It is by design. stderr should be empty in any of the commands we use via the dialog. You can argue that we need to ignore tar errors, but I am unsure this is right.
Found that gnu tar can be instructed to suppress these timestamp warnings. There can be easy workaround in your environment by inserting the following into vdc_options at BootstrapCommand. Value --- umask 0077; MYTMP="$(mktemp -t ovirt-XXXXXXXXXX)"; trap "chmod -R u+rwX \"${MYTMP}\" > /dev/null 2>&1; rm -fr \"${MYTMP}\" > /dev/null 2>&1" 0; rm -fr "${MYTMP}" && mkdir "${MYTMP}" && tar --warning=no-timestamp -C "${MYTMP}" -x && "${MYTMP}"/setup DIALOG/dialect=str:machine DIALOG/customization=bool:True --- But please remember to remove this when upgrading product. Or just for now have clocks omre or less synced. Thanks!

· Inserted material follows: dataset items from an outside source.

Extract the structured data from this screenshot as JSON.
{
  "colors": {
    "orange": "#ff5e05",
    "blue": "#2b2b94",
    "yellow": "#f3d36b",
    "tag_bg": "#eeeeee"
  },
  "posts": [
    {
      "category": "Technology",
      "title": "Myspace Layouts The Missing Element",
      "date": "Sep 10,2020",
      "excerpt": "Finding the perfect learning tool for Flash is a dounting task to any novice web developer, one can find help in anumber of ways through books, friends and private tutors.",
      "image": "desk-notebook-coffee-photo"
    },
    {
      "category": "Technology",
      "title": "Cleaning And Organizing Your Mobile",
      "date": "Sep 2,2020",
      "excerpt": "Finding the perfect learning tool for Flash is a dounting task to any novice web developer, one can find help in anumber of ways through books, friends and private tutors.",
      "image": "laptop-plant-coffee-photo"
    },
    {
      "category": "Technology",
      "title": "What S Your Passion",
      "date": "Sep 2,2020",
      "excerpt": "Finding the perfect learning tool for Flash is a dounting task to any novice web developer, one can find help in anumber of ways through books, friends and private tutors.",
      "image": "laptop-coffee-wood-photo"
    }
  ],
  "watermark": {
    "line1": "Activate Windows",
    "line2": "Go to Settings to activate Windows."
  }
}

(In reply to Alon Bar-Lev from comment #1) > It is by design. > > stderr should be empty in any of the commands we use via the dialog. That might be fine for now but if the dialog is used elsewhere throwing an exception based on stderr output like this might be an issue. Why can't we check the return code? SSH should pass this back from the host to the client after all. > You can argue that we need to ignore tar errors, but I am unsure this is > right. Well these are warnings but I take your point. We should still log these somewhere. (In reply to Alon Bar-Lev from comment #2) > Found that gnu tar can be instructed to suppress these timestamp warnings. > > There can be easy workaround in your environment by inserting the following > into vdc_options at BootstrapCommand. > > Value > --- > umask 0077; MYTMP="$(mktemp -t ovirt-XXXXXXXXXX)"; trap "chmod -R u+rwX > \"${MYTMP}\" > /dev/null 2>&1; rm -fr \"${MYTMP}\" > /dev/null 2>&1" 0; rm > -fr "${MYTMP}" && mkdir "${MYTMP}" && tar --warning=no-timestamp -C > "${MYTMP}" -x && "${MYTMP}"/setup DIALOG/dialect=str:machine > DIALOG/customization=bool:True > --- > > But please remember to remove this when upgrading product. > > Or just for now have clocks omre or less synced. > > Thanks! Yup I'll document this workaround for now. Lee
(In reply to Lee Yarwood from comment #3) > (In reply to Alon Bar-Lev from comment #1) > > It is by design. > > > > stderr should be empty in any of the commands we use via the dialog. > > That might be fine for now but if the dialog is used elsewhere throwing an > exception based on stderr output like this might be an issue. > > Why can't we check the return code? SSH should pass this back from the host > to the client after all. Because the complex command sequence may result in errors that we do not expect and not get these via the return code. So I prefer to be safe and make sure stderr does not tell us that there was unexpected error.